He would see, he would see! It might be out of the question; he was not going to pay a fancy price, but if it could be done, why, perhaps he would do it!
And still more secretly he knew that he could not refuse her.
But he did not commit himself. He would think it over—he said to June.
Old Jolyon was not given to hasty decisions; it is probable that he would have continued to think over the purchase of the house at Robin Hill, had not June’s face told him that he would have no peace until he acted.
At breakfast next morning she asked him what time she should order the carriage.
“Carriage!” he said, with some appearance of innocence; “what for? I’m not going out!”
She answered: “If you don’t go early, you won’t catch Uncle James before he goes into the City.”
“James! what about your Uncle James?”
“The house,” she replied, in such a voice that he no longer pretended ignorance.

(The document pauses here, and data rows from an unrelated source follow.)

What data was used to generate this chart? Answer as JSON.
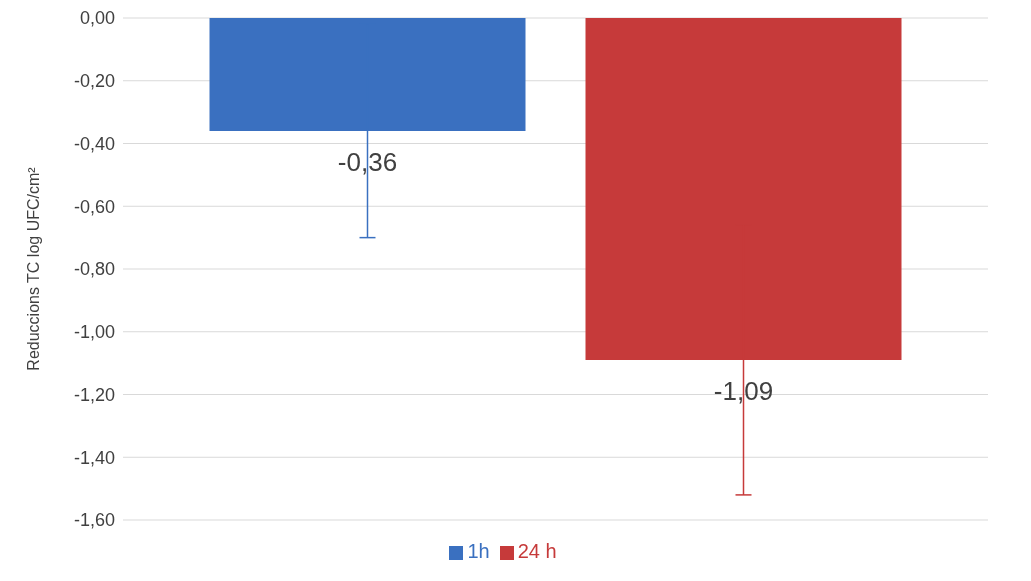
{
  "chart_data": {
    "type": "bar",
    "ylabel": "Reduccions TC  log UFC/cm²",
    "categories": [
      null
    ],
    "series": [
      {
        "name": "1h",
        "color": "#3a70c0",
        "values": [
          -0.36
        ],
        "errors": [
          0.34
        ],
        "value_labels": [
          "-0,36"
        ]
      },
      {
        "name": "24 h",
        "color": "#c63a3a",
        "values": [
          -1.09
        ],
        "errors": [
          0.43
        ],
        "value_labels": [
          "-1,09"
        ]
      }
    ],
    "ylim": [
      -1.6,
      0
    ],
    "yticks": [
      {
        "value": 0,
        "label": "0,00"
      },
      {
        "value": -0.2,
        "label": "-0,20"
      },
      {
        "value": -0.4,
        "label": "-0,40"
      },
      {
        "value": -0.6,
        "label": "-0,60"
      },
      {
        "value": -0.8,
        "label": "-0,80"
      },
      {
        "value": -1,
        "label": "-1,00"
      },
      {
        "value": -1.2,
        "label": "-1,20"
      },
      {
        "value": -1.4,
        "label": "-1,40"
      },
      {
        "value": -1.6,
        "label": "-1,60"
      }
    ],
    "grid": "y",
    "legend": "bottom"
  }
}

“I’ve not made up my mind,” he said.
“You must! You must! Oh! Gran—think of me!”
Old Jolyon grumbled out: “Think of you—I’m always thinking of you, but you don’t think of yourself; you don’t think what you’re letting yourself in for. Well, order the carriage at ten!”
At a quarter past he was placing his umbrella in the stand at Park Lane—he did not choose to relinquish his hat and coat; telling Warmson that he wanted to see his master, he went, without being announced, into the study, and sat down.
James was still in the dining-room talking to Soames, who had come round again before breakfast. On hearing who his visitor was, he muttered nervously: “Now, what’s he want, I wonder?”
He then got up.
“Well,” he said to Soames, “don’t you go doing anything in a hurry. The first thing is to find out where she is—I should go to Stainer’s about it; they’re the best men, if they can’t find her, nobody can.” And suddenly moved to strange softness, he muttered to himself, “Poor little thing, I can’t tell what she was thinking about!” and went out blowing his nose.
Old Jolyon did not rise on seeing his brother, but held out his hand, and exchanged with him the clasp of a Forsyte.
James took another chair by the table, and leaned his head on his hand.
“Well,” he said, “how are you? We don’t see much of you nowadays!”
Old Jolyon paid no attention to the remark.
“How’s Emily?” he asked; and waiting for no reply, went on “I’ve come to see you about this affair of young Bosinney’s. I’m told that new house of his is a white elephant.”
“I don’t know anything about a white elephant,” said James, “I know he’s lost his case, and I should say he’ll go bankrupt.”
Old Jolyon was not slow to seize the opportunity this gave him.